クラスの男子が全員、元カレだった件
「ホントですか! ありがとうございます!」と春乃ちゃんもノリノリで、
「これは和泉ちゃん、やるしかないですね」
「そうだぜ、小泉。自分の書いた言葉には責任持たねえとな」
二人してニヤニヤしちゃって。おまけに高橋隆人に関しては、珍しくもっともらしいことを言って。
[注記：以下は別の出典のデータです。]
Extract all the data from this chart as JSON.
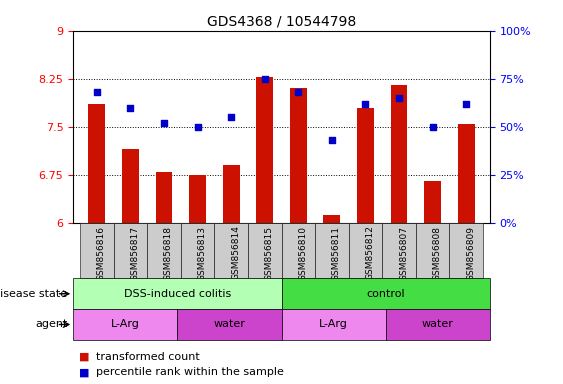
{
  "title": "GDS4368 / 10544798",
  "samples": [
    "GSM856816",
    "GSM856817",
    "GSM856818",
    "GSM856813",
    "GSM856814",
    "GSM856815",
    "GSM856810",
    "GSM856811",
    "GSM856812",
    "GSM856807",
    "GSM856808",
    "GSM856809"
  ],
  "red_values": [
    7.85,
    7.15,
    6.8,
    6.75,
    6.9,
    8.28,
    8.1,
    6.12,
    7.8,
    8.15,
    6.65,
    7.55
  ],
  "blue_values_pct": [
    68,
    60,
    52,
    50,
    55,
    75,
    68,
    43,
    62,
    65,
    50,
    62
  ],
  "ylim_left": [
    6.0,
    9.0
  ],
  "ylim_right": [
    0,
    100
  ],
  "yticks_left": [
    6.0,
    6.75,
    7.5,
    8.25,
    9.0
  ],
  "yticks_right": [
    0,
    25,
    50,
    75,
    100
  ],
  "ytick_labels_left": [
    "6",
    "6.75",
    "7.5",
    "8.25",
    "9"
  ],
  "ytick_labels_right": [
    "0%",
    "25%",
    "50%",
    "75%",
    "100%"
  ],
  "hlines": [
    6.75,
    7.5,
    8.25
  ],
  "bar_color": "#cc1100",
  "dot_color": "#0000cc",
  "bar_bottom": 6.0,
  "disease_state_groups": [
    {
      "label": "DSS-induced colitis",
      "start": 0,
      "end": 6,
      "color": "#b3ffb3"
    },
    {
      "label": "control",
      "start": 6,
      "end": 12,
      "color": "#44dd44"
    }
  ],
  "agent_groups": [
    {
      "label": "L-Arg",
      "start": 0,
      "end": 3,
      "color": "#ee88ee"
    },
    {
      "label": "water",
      "start": 3,
      "end": 6,
      "color": "#cc44cc"
    },
    {
      "label": "L-Arg",
      "start": 6,
      "end": 9,
      "color": "#ee88ee"
    },
    {
      "label": "water",
      "start": 9,
      "end": 12,
      "color": "#cc44cc"
    }
  ],
  "legend_items": [
    {
      "label": "transformed count",
      "color": "#cc1100"
    },
    {
      "label": "percentile rank within the sample",
      "color": "#0000cc"
    }
  ],
  "tick_area_color": "#cccccc",
  "background_color": "#ffffff"
}
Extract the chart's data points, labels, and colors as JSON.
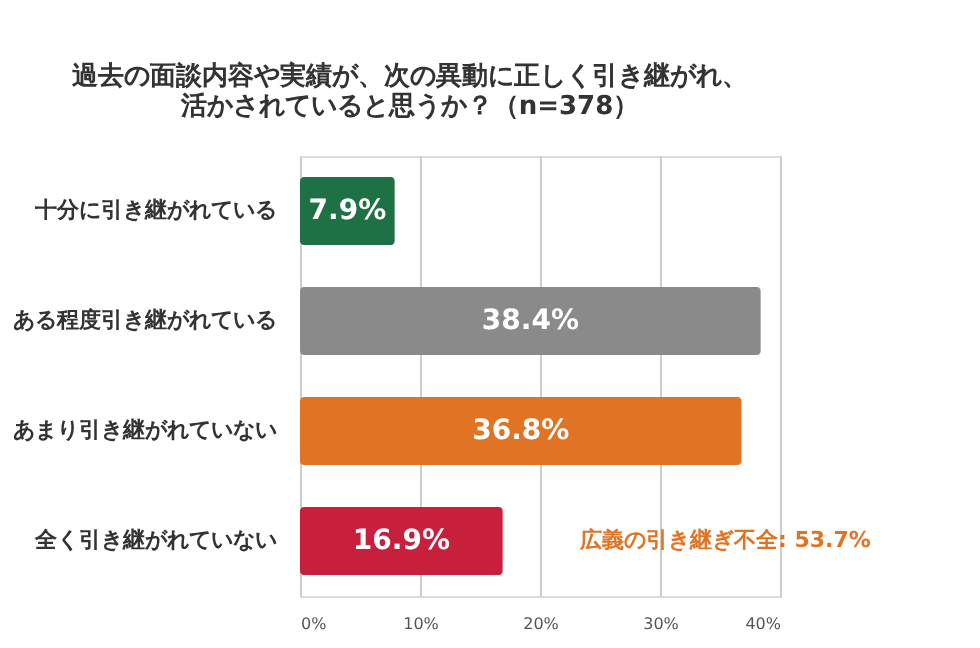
{
  "chart_data": {
    "type": "bar",
    "orientation": "horizontal",
    "title": "過去の面談内容や実績が、次の異動に正しく引き継がれ、活かされていると思うか？（n=378）",
    "categories": [
      "十分に引き継がれている",
      "ある程度引き継がれている",
      "あまり引き継がれていない",
      "全く引き継がれていない"
    ],
    "values": [
      7.9,
      38.4,
      36.8,
      16.9
    ],
    "colors": [
      "#1e7145",
      "#8a8a8a",
      "#e07424",
      "#c8203c"
    ],
    "value_labels": [
      "7.9%",
      "38.4%",
      "36.8%",
      "16.9%"
    ],
    "xlim": [
      0,
      40
    ],
    "xticks": [
      {
        "value": 0,
        "label": "0%"
      },
      {
        "value": 10,
        "label": "10%"
      },
      {
        "value": 20,
        "label": "20%"
      },
      {
        "value": 30,
        "label": "30%"
      },
      {
        "value": 40,
        "label": "40%"
      }
    ],
    "annotations": [
      "広義の引き継ぎ不全: 53.7%"
    ],
    "grid": "x"
  }
}
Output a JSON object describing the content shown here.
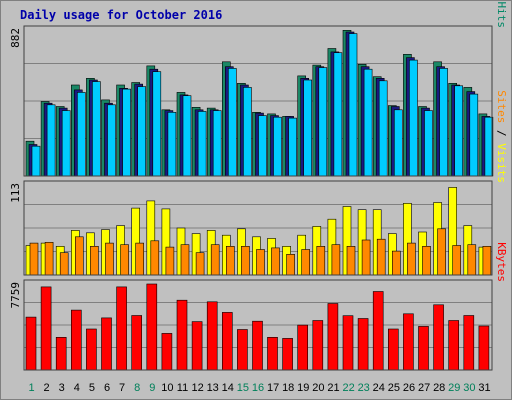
{
  "chart_data": {
    "type": "bar",
    "title": "Daily usage for October 2016",
    "categories": [
      "1",
      "2",
      "3",
      "4",
      "5",
      "6",
      "7",
      "8",
      "9",
      "10",
      "11",
      "12",
      "13",
      "14",
      "15",
      "16",
      "17",
      "18",
      "19",
      "20",
      "21",
      "22",
      "23",
      "24",
      "25",
      "26",
      "27",
      "28",
      "29",
      "30",
      "31"
    ],
    "weekend_days": [
      "1",
      "8",
      "9",
      "15",
      "16",
      "22",
      "23",
      "29",
      "30"
    ],
    "panels": [
      {
        "id": "top",
        "ymax": 882,
        "ymax_label": "882",
        "ylabel_parts": [
          {
            "text": "Pages",
            "color": "#00ccff"
          },
          {
            "text": " / ",
            "color": "#000000"
          },
          {
            "text": "Files",
            "color": "#0000cc"
          },
          {
            "text": " / ",
            "color": "#000000"
          },
          {
            "text": "Hits",
            "color": "#008866"
          }
        ],
        "series": [
          {
            "name": "Hits",
            "color": "#1a8866",
            "values": [
              210,
              450,
              420,
              550,
              590,
              460,
              550,
              565,
              665,
              400,
              505,
              415,
              410,
              690,
              560,
              385,
              375,
              360,
              605,
              670,
              770,
              880,
              675,
              600,
              425,
              735,
              420,
              690,
              560,
              535,
              375
            ]
          },
          {
            "name": "Files",
            "color": "#1a1a80",
            "values": [
              190,
              440,
              410,
              520,
              580,
              440,
              530,
              555,
              645,
              395,
              490,
              400,
              400,
              660,
              550,
              380,
              365,
              360,
              590,
              660,
              750,
              870,
              660,
              590,
              420,
              715,
              410,
              660,
              550,
              510,
              360
            ]
          },
          {
            "name": "Pages",
            "color": "#00ccff",
            "values": [
              180,
              430,
              395,
              505,
              570,
              430,
              525,
              540,
              630,
              385,
              485,
              390,
              395,
              650,
              535,
              365,
              355,
              350,
              580,
              655,
              745,
              860,
              645,
              575,
              400,
              700,
              395,
              650,
              545,
              495,
              355
            ]
          }
        ]
      },
      {
        "id": "middle",
        "ymax": 113,
        "ymax_label": "113",
        "ylabel_parts": [
          {
            "text": "Sites",
            "color": "#ff8800"
          },
          {
            "text": " / ",
            "color": "#000000"
          },
          {
            "text": "Visits",
            "color": "#ffff00"
          }
        ],
        "series": [
          {
            "name": "Visits",
            "color": "#ffff00",
            "values": [
              37,
              40,
              36,
              56,
              53,
              57,
              62,
              84,
              93,
              83,
              59,
              52,
              56,
              50,
              58,
              48,
              46,
              36,
              50,
              61,
              70,
              86,
              82,
              82,
              52,
              90,
              54,
              91,
              110,
              62,
              35
            ]
          },
          {
            "name": "Sites",
            "color": "#ff8800",
            "values": [
              40,
              41,
              28,
              48,
              36,
              40,
              38,
              40,
              43,
              35,
              38,
              28,
              38,
              36,
              36,
              32,
              34,
              26,
              32,
              36,
              38,
              36,
              44,
              45,
              30,
              40,
              36,
              58,
              37,
              38,
              36
            ]
          }
        ]
      },
      {
        "id": "bottom",
        "ymax": 7759,
        "ymax_label": "7759",
        "ylabel_parts": [
          {
            "text": "KBytes",
            "color": "#ff0000"
          }
        ],
        "series": [
          {
            "name": "KBytes",
            "color": "#ff0000",
            "values": [
              4770,
              7500,
              2950,
              5400,
              3700,
              4700,
              7500,
              4920,
              7759,
              3300,
              6300,
              4370,
              6150,
              5200,
              3650,
              4400,
              2950,
              2850,
              4050,
              4470,
              6000,
              4900,
              4650,
              7080,
              3700,
              5070,
              3930,
              5880,
              4470,
              4920,
              3970
            ]
          }
        ]
      }
    ]
  }
}
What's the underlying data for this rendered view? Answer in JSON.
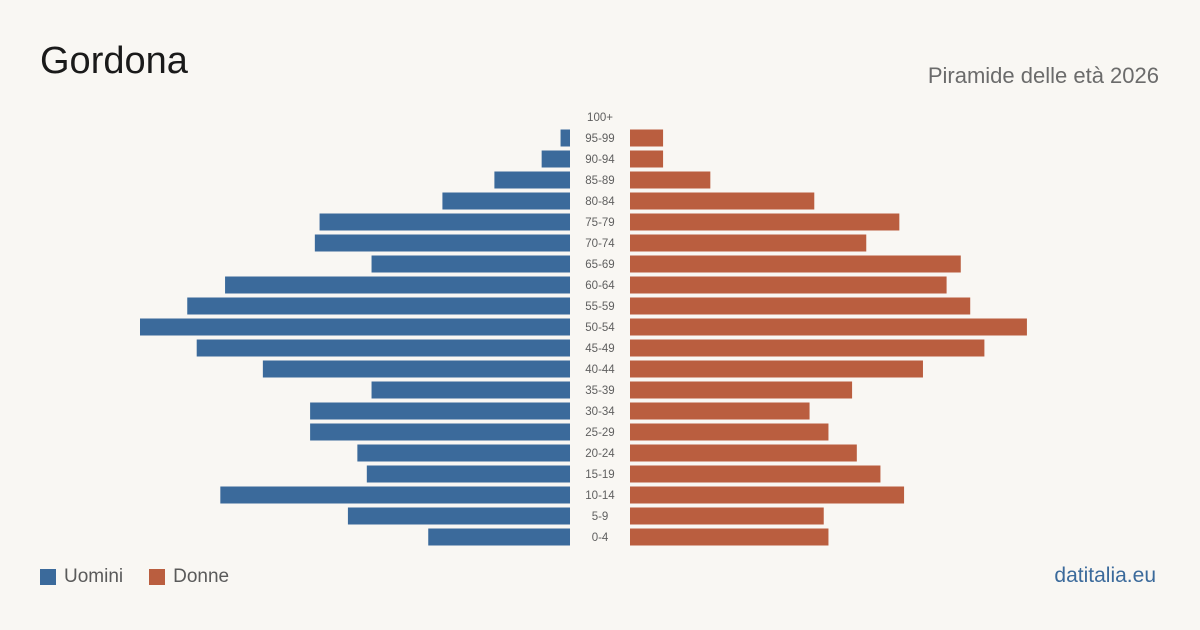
{
  "title": "Gordona",
  "subtitle": "Piramide delle età 2026",
  "brand": "datitalia.eu",
  "legend": {
    "male": "Uomini",
    "female": "Donne"
  },
  "colors": {
    "male": "#3b6a9b",
    "female": "#ba5e3f"
  },
  "chart_data": {
    "type": "bar",
    "orientation": "horizontal-pyramid",
    "categories": [
      "100+",
      "95-99",
      "90-94",
      "85-89",
      "80-84",
      "75-79",
      "70-74",
      "65-69",
      "60-64",
      "55-59",
      "50-54",
      "45-49",
      "40-44",
      "35-39",
      "30-34",
      "25-29",
      "20-24",
      "15-19",
      "10-14",
      "5-9",
      "0-4"
    ],
    "series": [
      {
        "name": "Uomini",
        "values": [
          0,
          2,
          6,
          16,
          27,
          53,
          54,
          42,
          73,
          81,
          91,
          79,
          65,
          42,
          55,
          55,
          45,
          43,
          74,
          47,
          30
        ]
      },
      {
        "name": "Donne",
        "values": [
          0,
          7,
          7,
          17,
          39,
          57,
          50,
          70,
          67,
          72,
          84,
          75,
          62,
          47,
          38,
          42,
          48,
          53,
          58,
          41,
          42
        ]
      }
    ]
  }
}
「……わかりました。やります。やればいいんでしょ?」
そう答えて、私は少しホッとしていた。
私はてっきり春乃ちゃんに高橋隆人をとられると思っていた。
でも、春乃ちゃんは「好感持てそう」とはいったものの、一言も「高橋隆人が好き」とは言ってなかった。
それに、高橋隆人は、誰のものでもない高橋隆人で。
ダメって思った。行っちゃ嫌だって思った。でも、それを止める権利は私にはなくて。
ああ、だから私はあの時怒っちゃったんだ。
でもよかった。高橋隆人はどこにも行かない。
まだ私は高橋隆人と一緒に過ごせるんだ。バカを陰で笑ったり、ドッヂボールしたりできるんだ。
「あれえ? 和泉ちゃん、なんか嬉しそうですね?」
「そんなことないよ。そんなこと」
嬉しくない。わけなんか、ないんだ。